DeepSeek’s R1 learns to reason via pure RL with no / minimal SFT. Here’s how to understand the role of SFT and why it is used (or not) for reasoning models…
TL;DR: R1 shows that we can learn to reason via pure RL. But, the compute costs are high–discovering a good solution requires a lot of exploration during the RL phase. SFT is still useful for reasoning models, but collecting data is harder due to the long CoT used by reasoning models. R1 generates a small amount of “cold start” SFT data synthetically, which removes model deficiencies and accelerates RL convergence.

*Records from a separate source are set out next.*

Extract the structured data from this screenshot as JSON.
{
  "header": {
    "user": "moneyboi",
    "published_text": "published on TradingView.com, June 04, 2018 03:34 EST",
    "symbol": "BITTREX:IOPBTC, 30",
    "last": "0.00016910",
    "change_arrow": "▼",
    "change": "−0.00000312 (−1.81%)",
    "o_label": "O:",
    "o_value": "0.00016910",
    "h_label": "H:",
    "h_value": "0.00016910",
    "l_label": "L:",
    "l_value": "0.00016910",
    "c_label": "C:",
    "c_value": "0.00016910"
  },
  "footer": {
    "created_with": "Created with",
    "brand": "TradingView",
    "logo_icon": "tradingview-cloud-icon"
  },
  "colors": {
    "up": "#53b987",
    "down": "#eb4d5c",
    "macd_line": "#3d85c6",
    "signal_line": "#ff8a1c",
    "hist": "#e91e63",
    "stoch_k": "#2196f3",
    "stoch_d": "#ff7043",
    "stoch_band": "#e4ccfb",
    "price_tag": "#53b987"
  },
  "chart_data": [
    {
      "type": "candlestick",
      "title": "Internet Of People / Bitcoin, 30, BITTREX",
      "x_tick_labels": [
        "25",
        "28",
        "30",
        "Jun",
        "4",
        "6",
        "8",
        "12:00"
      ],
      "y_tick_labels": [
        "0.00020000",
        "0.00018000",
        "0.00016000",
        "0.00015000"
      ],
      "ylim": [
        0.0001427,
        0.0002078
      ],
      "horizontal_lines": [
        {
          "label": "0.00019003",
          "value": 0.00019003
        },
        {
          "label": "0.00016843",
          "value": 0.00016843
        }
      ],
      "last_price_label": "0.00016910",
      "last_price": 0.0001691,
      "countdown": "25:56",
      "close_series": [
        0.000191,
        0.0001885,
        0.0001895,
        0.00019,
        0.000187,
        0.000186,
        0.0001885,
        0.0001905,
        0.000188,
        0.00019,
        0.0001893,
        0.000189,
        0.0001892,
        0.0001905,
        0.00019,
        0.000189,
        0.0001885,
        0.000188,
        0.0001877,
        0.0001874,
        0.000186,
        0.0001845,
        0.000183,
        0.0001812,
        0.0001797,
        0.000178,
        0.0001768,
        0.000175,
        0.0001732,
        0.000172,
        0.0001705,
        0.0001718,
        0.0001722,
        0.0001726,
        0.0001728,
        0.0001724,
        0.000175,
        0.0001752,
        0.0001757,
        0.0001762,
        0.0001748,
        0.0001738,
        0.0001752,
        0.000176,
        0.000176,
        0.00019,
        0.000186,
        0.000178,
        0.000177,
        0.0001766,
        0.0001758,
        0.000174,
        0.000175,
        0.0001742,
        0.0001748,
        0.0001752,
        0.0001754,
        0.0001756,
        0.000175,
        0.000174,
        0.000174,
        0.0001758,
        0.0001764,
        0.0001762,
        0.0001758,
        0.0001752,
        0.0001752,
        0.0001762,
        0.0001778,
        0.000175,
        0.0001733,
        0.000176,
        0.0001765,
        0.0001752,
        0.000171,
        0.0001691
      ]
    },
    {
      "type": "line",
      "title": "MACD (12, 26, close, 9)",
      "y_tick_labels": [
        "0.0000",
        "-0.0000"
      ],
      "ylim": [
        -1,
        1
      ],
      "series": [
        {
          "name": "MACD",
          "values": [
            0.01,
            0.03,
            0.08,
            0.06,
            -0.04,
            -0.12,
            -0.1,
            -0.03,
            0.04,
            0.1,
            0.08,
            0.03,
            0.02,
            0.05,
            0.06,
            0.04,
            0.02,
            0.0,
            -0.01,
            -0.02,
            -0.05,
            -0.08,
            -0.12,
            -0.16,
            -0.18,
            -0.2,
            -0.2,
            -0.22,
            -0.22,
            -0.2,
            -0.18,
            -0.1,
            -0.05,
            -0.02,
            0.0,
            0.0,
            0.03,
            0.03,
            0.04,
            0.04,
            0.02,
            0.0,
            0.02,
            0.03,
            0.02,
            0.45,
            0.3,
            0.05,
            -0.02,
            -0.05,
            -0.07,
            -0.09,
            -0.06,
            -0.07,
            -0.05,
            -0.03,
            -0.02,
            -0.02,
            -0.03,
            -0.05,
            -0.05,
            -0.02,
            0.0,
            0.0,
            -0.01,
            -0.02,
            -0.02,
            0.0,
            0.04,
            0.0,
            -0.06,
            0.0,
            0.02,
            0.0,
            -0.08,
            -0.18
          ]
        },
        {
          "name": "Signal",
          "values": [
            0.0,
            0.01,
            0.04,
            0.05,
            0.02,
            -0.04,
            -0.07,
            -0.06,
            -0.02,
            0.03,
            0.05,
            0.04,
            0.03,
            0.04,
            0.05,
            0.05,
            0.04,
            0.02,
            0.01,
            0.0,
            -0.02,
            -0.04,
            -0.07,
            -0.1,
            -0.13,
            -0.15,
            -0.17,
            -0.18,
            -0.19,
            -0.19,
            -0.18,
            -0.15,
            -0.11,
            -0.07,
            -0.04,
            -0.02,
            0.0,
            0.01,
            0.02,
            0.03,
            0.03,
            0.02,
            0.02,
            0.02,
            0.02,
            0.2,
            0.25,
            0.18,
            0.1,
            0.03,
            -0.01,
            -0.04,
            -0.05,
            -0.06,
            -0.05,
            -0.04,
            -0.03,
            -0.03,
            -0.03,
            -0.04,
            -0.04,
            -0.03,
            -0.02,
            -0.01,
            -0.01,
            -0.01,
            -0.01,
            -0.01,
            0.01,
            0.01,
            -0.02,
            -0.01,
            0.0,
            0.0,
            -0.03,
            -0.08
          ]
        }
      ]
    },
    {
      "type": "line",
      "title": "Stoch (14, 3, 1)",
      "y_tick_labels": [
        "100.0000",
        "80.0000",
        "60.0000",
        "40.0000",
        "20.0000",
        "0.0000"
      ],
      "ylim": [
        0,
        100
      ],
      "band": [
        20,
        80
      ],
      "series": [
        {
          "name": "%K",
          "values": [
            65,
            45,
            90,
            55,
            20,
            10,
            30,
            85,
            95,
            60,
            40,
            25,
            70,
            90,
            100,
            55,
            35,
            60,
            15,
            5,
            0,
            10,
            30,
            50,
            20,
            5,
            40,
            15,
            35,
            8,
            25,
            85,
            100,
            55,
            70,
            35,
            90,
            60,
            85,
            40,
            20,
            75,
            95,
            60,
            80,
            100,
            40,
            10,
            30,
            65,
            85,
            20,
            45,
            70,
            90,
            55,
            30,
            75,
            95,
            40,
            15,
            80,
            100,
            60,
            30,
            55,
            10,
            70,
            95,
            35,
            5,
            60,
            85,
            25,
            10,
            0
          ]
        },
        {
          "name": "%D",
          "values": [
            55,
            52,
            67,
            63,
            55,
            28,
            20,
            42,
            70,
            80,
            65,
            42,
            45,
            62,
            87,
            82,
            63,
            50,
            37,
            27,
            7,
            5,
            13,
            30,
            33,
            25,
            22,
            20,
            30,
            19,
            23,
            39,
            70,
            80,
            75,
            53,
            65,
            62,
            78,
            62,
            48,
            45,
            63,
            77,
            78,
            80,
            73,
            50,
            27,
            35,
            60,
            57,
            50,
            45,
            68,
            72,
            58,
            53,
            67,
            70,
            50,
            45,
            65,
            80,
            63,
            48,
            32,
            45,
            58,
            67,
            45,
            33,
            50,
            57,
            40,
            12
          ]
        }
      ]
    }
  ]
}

Model alignment. The traditional post training approach for LLMs has two parts:
1. Supervised finetuning (SFT): train the model on examples of “good” completions using a supervised next token prediction objective.
2. Reinforcement learning from human feedback (RLHF): train the LLM based on human preference pairs to facilitate alignment.
Each of these components play an important role. SFT teaches the model correct style / formatting (e.g., chat templates, instruction-following, etc.), while RLHF teaches the model to produce outputs that humans deem preferable.
Why is SFT important? For a standard LLM, SFT provides a high-quality prior (or starting point) for RLHF. If we applied RLHF directly to the base model, the learning process would be much less efficient. Put simply, the LLM would have to do a lot more “exploring” to find a good policy. By applying SFT, we get the model very close to the final solution that we want, then RLHF applies the finishing touches in terms of model quality.
Where does SFT data come from? Usually, data for SFT is either synthetically generated or manually created by humans. Generally, collecting data for SFT is expensive (both in terms of time and money). We have to manually write a good response from scratch for the LLM!
Reasoning models like R1 have a very particular style of output. To answer a prompt, they begin by outputting a massive chain of thought, usually encapsulated by a special token (e.g., the "<think>" token). Then, the model generates an answer separately, which is again encapsulated by a special token (e.g., the "<answer>" token).
SFT + Reasoning. Given this style of output, we might ask ourselves: How would we collect SFT data for a model like this? We definitely can’t just ask humans to manually write out long CoT. This would be way too time consuming and expensive! Our only option is to generate this data synthetically, but:
- It may still be difficult to get the model to generate an output with this particular style.
- Correctly verifying such long outputs is still quite difficult.
- We don't want to hinder the model's ability to explore during the RL phase too much.
R1-Zero - No SFT. Given the additional complexity of collecting SFT for reasoning models, authors at DeepSeek first try to avoid SFT altogether! From these experiments, we see that such reasoning abilities naturally emerge from pure RL, which is a completely incredible finding.
The resulting R1-Zero model has some downsides compared to standard LLMs that undergo both SFT and RL-based finetuning! For example, the model’s readability is poor and it tends to mix languages incorrectly (i.e., using English for reasoning and responses even if the query is non-English).
“Unlike DeepSeek-R1-Zero, to prevent the early unstable cold start phase of RL training from the base model, for DeepSeek-R1 we construct and collect a small amount of long CoT data to fine-tune the model as the initial RL actor.” - from R1 paper
R1 - Cold Start w/ SFT. The final R1 model creates a small dataset (few thousand examples) for SFT prior to RL. This data is synthetically generated (e.g., by using rejection sampling on an RL checkpoint). When we train over some SFT prior to RL (i.e., a “cold start”), we provide a better prior to RL, which eliminates instability during the initial phases of RL training. As a result, convergence is accelerated for RL and the final model avoids side effects observed in R1-Zero.